Giving money to friends and family can involve gifts or loans that can carry emotional baggage and ignite tax concerns. But there are ways to give significant money that address both issues.

“Often these arrangements are informal and emotions play an outsized role,” said Michael Garry, founder of Yardley Wealth Management in Yardley, Pa., and author of "The Smart Person’s Guide to Financial Planning & Investments."

“With gifts you don’t need any formality, though gift tax returns may be required to be filed—and they rarely are." he said. “They usually know there is a gift tax but don’t know what the current annual exclusion amount is or what it means."

This year, individuals can give up to $16,000 using their annual exclusion without gift tax consequences. The lifetime gift tax exclusion is $12.06 million. Both the annual and lifetime exclusions are double for married couples who file taxes jointly.

What advisors and clients need to be acutely aware of, said Craig Richards, managing director and director of Tax Services at Fiduciary Trust International, “When a family member or friend asks for money and it’s given to them, if not discussed and agreed to explicitly, the question becomes, ‘Gift or loan?’"

If giving a loan, the lender must make sure that it is properly structured to ensure that isn't perceived as a gift by the IRS, advisors note.

“Loans between individuals generally should be in writing, stating the terms of the loan, and interest should be charged minimally at a rate published by the IRS,” he said. “If this minimal amount of interest is not charged, the loan could be considered a gift loan and have gift tax consequences.”

Exceptions, he added, include de minimis loans of up to $10,000 between individuals.

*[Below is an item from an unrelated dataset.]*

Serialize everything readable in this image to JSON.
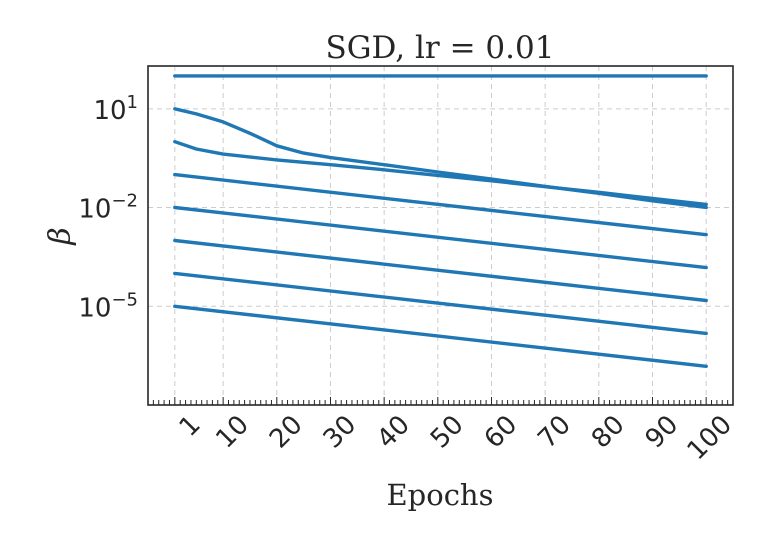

“In most cases, the gift tax return just reduces the taxpayer’s lifelong exemption and no tax is due,” said Rob Seltzer, a CPA at Seltzer Business Management in Los Angeles. He also added noted that paying tuition or medical expenses are not considered reportable gifts.”

Some clients understand gifting rules well, as it’s part of their annual gifting and estate planning strategy. “Others are not as aware,” Richards said. “Initially, many individuals may be taken aback by these rules and cannot conceive why they can’t give without having to worry about filing a gift tax return or be concerned about having to pay gift tax. The need to charge a specific interest on a loan to a family member or dear friend may also seem unconscionable to some folks.”